Ella apartó lo que necesitaría para un año de labor y el resto lo fue esparciendo, unas hebras cada día, para los nidos de los pájaros. Este aprovechamiento, vale decirlo, era una práctica “ambientalista” que todos los habitantes de la casa hacían: salían afuera cada vez que se peinaban o se secaban la cabeza. Y cuando entraban a sus aposentos los pájaros se llevaban su botín.
Un medio hermano es igual hijo para un padre. Este lo elegía para sus salidas nocturnas o para sus giras políticas, en las que congraciarse era la moneda de la seducción. El joven sabía que no era su medio hermano, el de los rizos, quien heredaría ese capital humano de adeptos. Podía muy bien contar con la confianza del padre en la administración de su orquesta. Pero los bienes reales, ya fueran propiedades o poder, estaban destinados a él por su prudencia, su silenciosa discreción, su falta de altanería. No caminaba como príncipe, no balanceaba su cuerpo al caminar ni soltaba sus cabellos renegridos puesto que los mantenía trasquilados hasta el comienzo de la nuca.
En una ocasión, el padre hizo un acopio generoso de alimentos y reunió a sus músicos para un viaje que llamó de cooptación de fieles. Su hija preparó las viandas que serían ofrecidas a la gente en los pueblos que atravesaría el séquito. El padre le presentó en la cocina un novillo de buen porte y un cordero a punto de ser carnero. Ella los maceró con especias, vinagre, sal gruesa y hierbas –una maleza o mala hierba, zatar, que crecía ahí nomás en el jardín–, y les destinó distintos rellenos. Al hijo del buey le metió varios pajaritos bien sazonados que debían cocerse hasta que la carne se separara de los huesos, unos higos verdes picados con una aguja para que absorbieran los jugos de la carne; al cordero o carnero joven lo reblandeció con vino y lo rellenó con las vísceras nobles de ambos animales, mezcladas con hogazas de pan remojadas en leche.

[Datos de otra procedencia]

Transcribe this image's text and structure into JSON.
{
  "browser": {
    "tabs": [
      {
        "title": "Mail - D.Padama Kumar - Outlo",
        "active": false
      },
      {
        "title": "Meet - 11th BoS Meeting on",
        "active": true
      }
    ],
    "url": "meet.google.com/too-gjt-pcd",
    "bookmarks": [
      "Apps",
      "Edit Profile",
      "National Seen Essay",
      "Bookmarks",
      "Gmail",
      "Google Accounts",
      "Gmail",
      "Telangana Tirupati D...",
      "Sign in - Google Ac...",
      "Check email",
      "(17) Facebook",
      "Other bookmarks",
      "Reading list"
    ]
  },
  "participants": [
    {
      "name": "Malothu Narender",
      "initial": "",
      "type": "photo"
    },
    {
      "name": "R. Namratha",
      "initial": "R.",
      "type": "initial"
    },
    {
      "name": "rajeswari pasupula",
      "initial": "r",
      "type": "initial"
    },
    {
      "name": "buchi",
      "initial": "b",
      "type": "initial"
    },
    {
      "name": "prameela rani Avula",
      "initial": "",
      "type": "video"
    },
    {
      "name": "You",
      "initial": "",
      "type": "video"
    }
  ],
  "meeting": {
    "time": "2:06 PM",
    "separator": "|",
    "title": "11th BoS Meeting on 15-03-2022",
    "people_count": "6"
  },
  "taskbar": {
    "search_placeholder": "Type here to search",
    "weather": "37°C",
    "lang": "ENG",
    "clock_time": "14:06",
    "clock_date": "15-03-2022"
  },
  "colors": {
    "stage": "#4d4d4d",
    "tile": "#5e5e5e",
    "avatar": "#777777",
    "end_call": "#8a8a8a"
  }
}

Varias horas se asaron en el horno y ella permaneció todo ese tiempo en la cocina, vigilando los jugos.
Mientras ella terminaba de asar las viandas, su medio hermano ataba los caballos a los carros y las volantas. Los olores aromaban, embalsamaban, hacían perder la razón. Pero él permanecía a una distancia prudente de esa lujuria del sabor. Cuando todo estaba listo para cargar ella apareció con las mejillas rojas, el sudor que le caía por la frente, las manos todavía con la harina de los panes, y con una excusa para no saludar con un beso a su medio hermano. El insistió y ella entonces le puso sus labios y su olor en la frente. La fajina había terminado. Los hombres se despidieron.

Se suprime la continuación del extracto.